In the  winter of 2011, there  was an excess production of potato in Punjab. Farmers in Jalandhar started throwing potato on the  streets because  prices had  dipped  below  ₹100  per  quintal  (₹1  per  kg)  and  did  not  cover  even  the transport  costs to the  mandi. Agriculture  Minister Sharad Pawar stepped in and got  traders of the  prosperous Mumbai-Pune  belt  to pick up excess stocks.




 

 Potatoes  grown in Punjab and in the  Indo-Gangetic belt were transported  over  1,000  miles  to be  stored in cold  storages  of  Maharashtra and Karnataka. Soon this trend was witnessed across the  potato-growing belt.  Mandi arrivals at  UP, Bihar and West  Bengal, which produced and consumed most  potatoes, fell while  that  of Maharashtra and Karnataka rose. Potato, onion and tomato—namely  the POT—were the three vegetables that  accounted for  40% of all the  vegetables consumed in India. 

 

Together with  onions  and tomatoes  grown  in  Maharashtra, the potato trade  shifted to Maharashtra traders in the  Mumbai-Pune  belt, who had  deep pockets and created a  trading  cartel.  They started manipulating prices  of potato, onion  and tomatoes,  making kitchens sizzle. Vegetable prices  rose fourfold in  the next five years. They  not only  rose steeply but  they also became  volatile. Traders ensured that  prices dipped during procurement  season  so that  they could  buy cheaply.  This caused acute farmer distress. They also ensured that  prices peaked mid-season so that they could maximise  profits. So,  while  farmers got  hurt  by  the  price volatility so did the  consumer, as traders ruled the  roost. 

 

I wrote  two articles, one  in  Women’s  Era  titled ‘Kitchen Under Siege’ and another in  The  Hindu  Business Line  titled ‘Potato Farming: India Makes a Hash of it’, giving the  details of meagre  potato arrivals in Agra, Patna and Kolkata  mandis  in the  year  2013. Nearly three-quarters of India’s potatoes  are grown in the Indo-Gangetic belt. But since 2011, the potatoes are stored in godowns at Maharashtra and Karnataka by the POT trading cartel. 

 

The  effect  of  this  hoarding  at  away  centres  can  be  seen  in  Figure 11.1—a graph plotted with data from National Horticulture Board in 2013. Though 73% of the  potatoes were  grown in the  Indo-Gangetic belt in the  three  populous states of UP, Bihar and West  Bengal, that  year just 6% of the  potatoes found their  way to the  large mandis at  Agra, Lucknow, Patna and Kolkata.
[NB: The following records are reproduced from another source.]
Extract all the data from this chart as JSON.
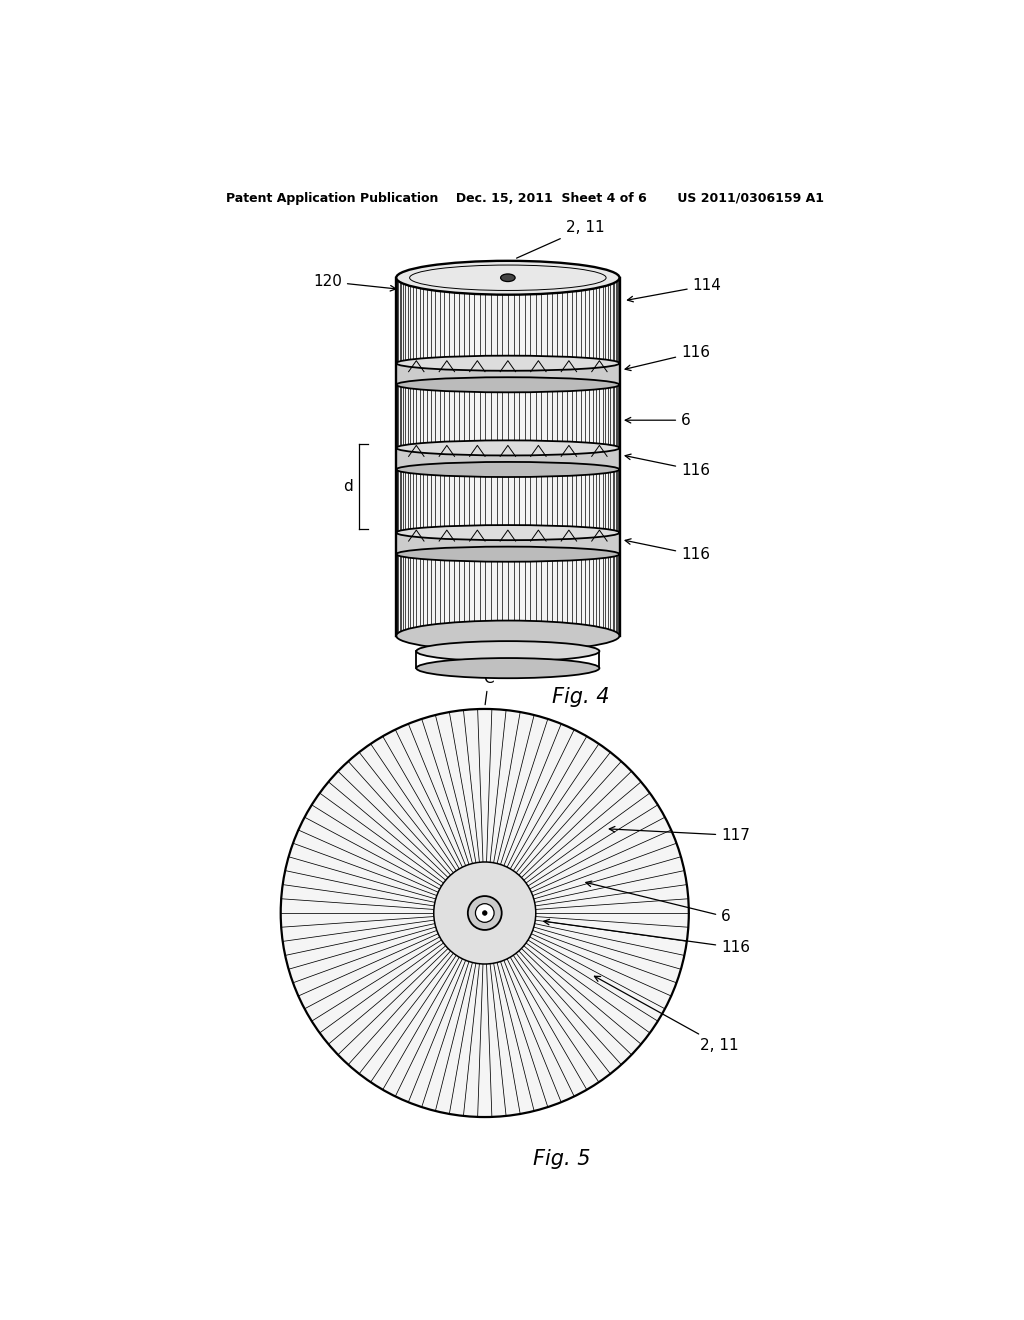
{
  "bg_color": "#ffffff",
  "line_color": "#000000",
  "header_text": "Patent Application Publication    Dec. 15, 2011  Sheet 4 of 6       US 2011/0306159 A1",
  "fig4_label": "Fig. 4",
  "fig5_label": "Fig. 5"
}
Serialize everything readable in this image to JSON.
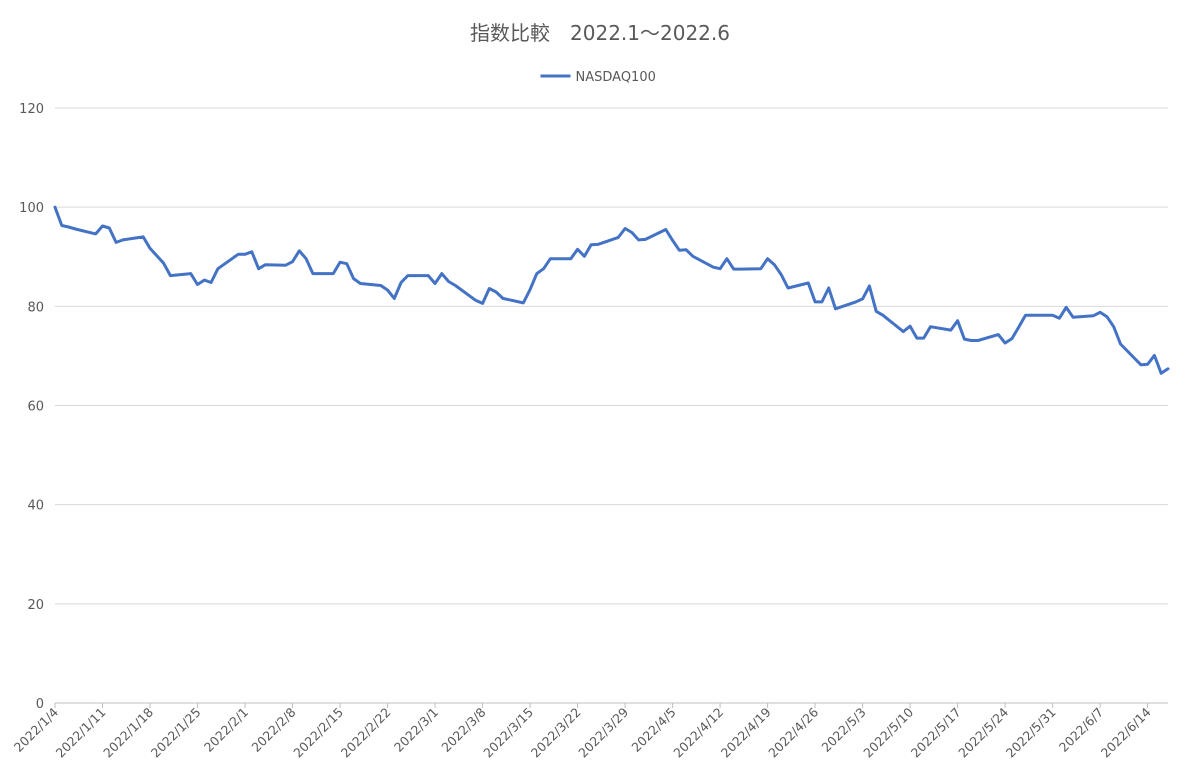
{
  "chart_data": {
    "type": "line",
    "title": "指数比較　2022.1～2022.6",
    "xlabel": "",
    "ylabel": "",
    "ylim": [
      0,
      120
    ],
    "yticks": [
      0,
      20,
      40,
      60,
      80,
      100,
      120
    ],
    "grid": true,
    "legend_position": "top",
    "x_tick_labels": [
      "2022/1/4",
      "2022/1/11",
      "2022/1/18",
      "2022/1/25",
      "2022/2/1",
      "2022/2/8",
      "2022/2/15",
      "2022/2/22",
      "2022/3/1",
      "2022/3/8",
      "2022/3/15",
      "2022/3/22",
      "2022/3/29",
      "2022/4/5",
      "2022/4/12",
      "2022/4/19",
      "2022/4/26",
      "2022/5/3",
      "2022/5/10",
      "2022/5/17",
      "2022/5/24",
      "2022/5/31",
      "2022/6/7",
      "2022/6/14"
    ],
    "x_range": [
      "2022/1/4",
      "2022/6/17"
    ],
    "series": [
      {
        "name": "NASDAQ100",
        "color": "#4472C4",
        "points": [
          [
            "2022/1/4",
            100
          ],
          [
            "2022/1/5",
            96.3
          ],
          [
            "2022/1/6",
            96
          ],
          [
            "2022/1/7",
            95.6
          ],
          [
            "2022/1/10",
            94.6
          ],
          [
            "2022/1/11",
            96.2
          ],
          [
            "2022/1/12",
            95.8
          ],
          [
            "2022/1/13",
            92.9
          ],
          [
            "2022/1/14",
            93.4
          ],
          [
            "2022/1/17",
            94
          ],
          [
            "2022/1/18",
            91.7
          ],
          [
            "2022/1/19",
            90.2
          ],
          [
            "2022/1/20",
            88.7
          ],
          [
            "2022/1/21",
            86.2
          ],
          [
            "2022/1/24",
            86.6
          ],
          [
            "2022/1/25",
            84.4
          ],
          [
            "2022/1/26",
            85.3
          ],
          [
            "2022/1/27",
            84.8
          ],
          [
            "2022/1/28",
            87.6
          ],
          [
            "2022/1/31",
            90.5
          ],
          [
            "2022/2/1",
            90.5
          ],
          [
            "2022/2/2",
            91
          ],
          [
            "2022/2/3",
            87.6
          ],
          [
            "2022/2/4",
            88.4
          ],
          [
            "2022/2/7",
            88.3
          ],
          [
            "2022/2/8",
            89
          ],
          [
            "2022/2/9",
            91.2
          ],
          [
            "2022/2/10",
            89.6
          ],
          [
            "2022/2/11",
            86.6
          ],
          [
            "2022/2/14",
            86.6
          ],
          [
            "2022/2/15",
            88.9
          ],
          [
            "2022/2/16",
            88.6
          ],
          [
            "2022/2/17",
            85.6
          ],
          [
            "2022/2/18",
            84.6
          ],
          [
            "2022/2/21",
            84.2
          ],
          [
            "2022/2/22",
            83.3
          ],
          [
            "2022/2/23",
            81.6
          ],
          [
            "2022/2/24",
            84.8
          ],
          [
            "2022/2/25",
            86.2
          ],
          [
            "2022/2/28",
            86.2
          ],
          [
            "2022/3/1",
            84.6
          ],
          [
            "2022/3/2",
            86.6
          ],
          [
            "2022/3/3",
            85
          ],
          [
            "2022/3/4",
            84.2
          ],
          [
            "2022/3/7",
            81.2
          ],
          [
            "2022/3/8",
            80.6
          ],
          [
            "2022/3/9",
            83.6
          ],
          [
            "2022/3/10",
            82.9
          ],
          [
            "2022/3/11",
            81.6
          ],
          [
            "2022/3/14",
            80.7
          ],
          [
            "2022/3/15",
            83.4
          ],
          [
            "2022/3/16",
            86.6
          ],
          [
            "2022/3/17",
            87.6
          ],
          [
            "2022/3/18",
            89.6
          ],
          [
            "2022/3/21",
            89.6
          ],
          [
            "2022/3/22",
            91.5
          ],
          [
            "2022/3/23",
            90.1
          ],
          [
            "2022/3/24",
            92.4
          ],
          [
            "2022/3/25",
            92.5
          ],
          [
            "2022/3/28",
            93.9
          ],
          [
            "2022/3/29",
            95.7
          ],
          [
            "2022/3/30",
            94.9
          ],
          [
            "2022/3/31",
            93.4
          ],
          [
            "2022/4/1",
            93.5
          ],
          [
            "2022/4/4",
            95.5
          ],
          [
            "2022/4/5",
            93.3
          ],
          [
            "2022/4/6",
            91.3
          ],
          [
            "2022/4/7",
            91.4
          ],
          [
            "2022/4/8",
            90.1
          ],
          [
            "2022/4/11",
            87.9
          ],
          [
            "2022/4/12",
            87.6
          ],
          [
            "2022/4/13",
            89.6
          ],
          [
            "2022/4/14",
            87.5
          ],
          [
            "2022/4/15",
            87.5
          ],
          [
            "2022/4/18",
            87.6
          ],
          [
            "2022/4/19",
            89.6
          ],
          [
            "2022/4/20",
            88.4
          ],
          [
            "2022/4/21",
            86.4
          ],
          [
            "2022/4/22",
            83.7
          ],
          [
            "2022/4/25",
            84.7
          ],
          [
            "2022/4/26",
            80.9
          ],
          [
            "2022/4/27",
            80.9
          ],
          [
            "2022/4/28",
            83.7
          ],
          [
            "2022/4/29",
            79.5
          ],
          [
            "2022/5/2",
            80.9
          ],
          [
            "2022/5/3",
            81.5
          ],
          [
            "2022/5/4",
            84.1
          ],
          [
            "2022/5/5",
            79
          ],
          [
            "2022/5/6",
            78.2
          ],
          [
            "2022/5/9",
            74.9
          ],
          [
            "2022/5/10",
            76
          ],
          [
            "2022/5/11",
            73.6
          ],
          [
            "2022/5/12",
            73.6
          ],
          [
            "2022/5/13",
            75.9
          ],
          [
            "2022/5/16",
            75.2
          ],
          [
            "2022/5/17",
            77.1
          ],
          [
            "2022/5/18",
            73.4
          ],
          [
            "2022/5/19",
            73.1
          ],
          [
            "2022/5/20",
            73.1
          ],
          [
            "2022/5/23",
            74.3
          ],
          [
            "2022/5/24",
            72.6
          ],
          [
            "2022/5/25",
            73.5
          ],
          [
            "2022/5/26",
            75.8
          ],
          [
            "2022/5/27",
            78.2
          ],
          [
            "2022/5/30",
            78.2
          ],
          [
            "2022/5/31",
            78.2
          ],
          [
            "2022/6/1",
            77.6
          ],
          [
            "2022/6/2",
            79.8
          ],
          [
            "2022/6/3",
            77.8
          ],
          [
            "2022/6/6",
            78.1
          ],
          [
            "2022/6/7",
            78.8
          ],
          [
            "2022/6/8",
            77.9
          ],
          [
            "2022/6/9",
            75.9
          ],
          [
            "2022/6/10",
            72.4
          ],
          [
            "2022/6/13",
            68.2
          ],
          [
            "2022/6/14",
            68.3
          ],
          [
            "2022/6/15",
            70.1
          ],
          [
            "2022/6/16",
            66.5
          ],
          [
            "2022/6/17",
            67.4
          ]
        ]
      }
    ]
  }
}
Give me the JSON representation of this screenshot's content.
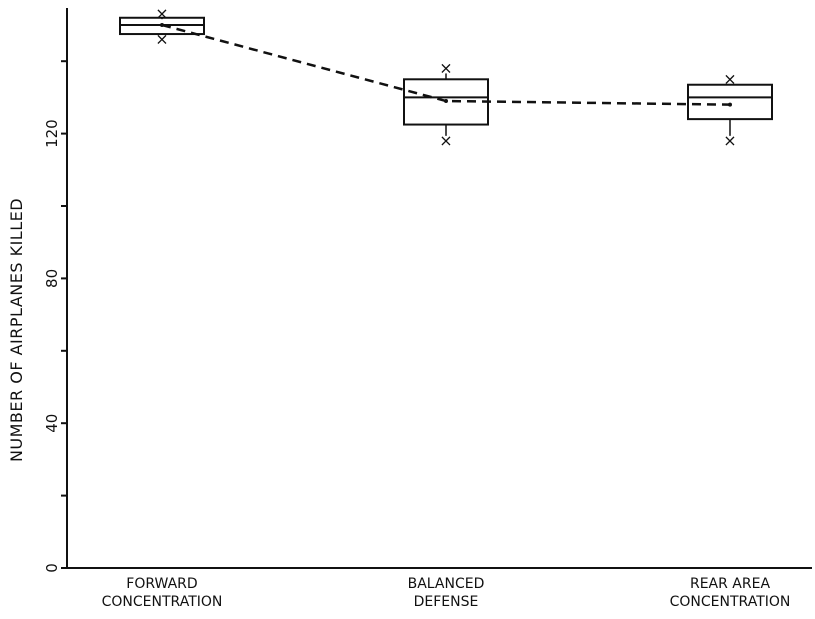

On the  other hand, two states of Maharashtra and Karnataka  where  just  3%  of  the  potato  crop  was  produced  saw  52%  of the  potato arrivals in the  mandis. It  was  not  that  the mandi arrivals  were at  the  consumer centres. 

   

 

The  three  large  states of UP, Bihar and Bengal have a population  touching 40 crore (400 million) which  accounts for nearly a third of India’s potato consumers. Maharashtra and Karnataka have  a population of 17 crore  (170 million) by comparison. The  data shows that  the  humble  potato had to travel needlessly to distant  godowns more  than 1,000 miles  away  from  major  production  and consumption centres, just  because  investors chose  to stock it  at away centres. Potato prices  shot  up unnecessarily as the  consumer paid the  cost  of moving the potato stock to and fro that  was incidentally more  than what  the  farmer received for his produce.

 

This trend  of hoarding  at  away centres accelerated in the  last  decade with the POT trade  largely under control of the  traders of the  MumbaiPune-Nashik belt. It  is  reported  that  in  the  case  of  high-value  pulses and spices, some  of the  produce  is exported and the  stocking is done  in the Middle  East. The  price  stability of the  kitchen was completely lost  during the  period  2011–2015,  but  we  will  come  to  that  later.  The  price  rise was accompanied by  wild seasonal swings,  particularly  during  election seasons. It plagued the  UPA government  and is now plaguing the  NDA regime. It is  not that political parties  and successive governments  have not done  anything to  keep the  prices under control. It  is only that  they have not  done enough. They created the  volatility and are  now being bitten by a genie, totally out  of control.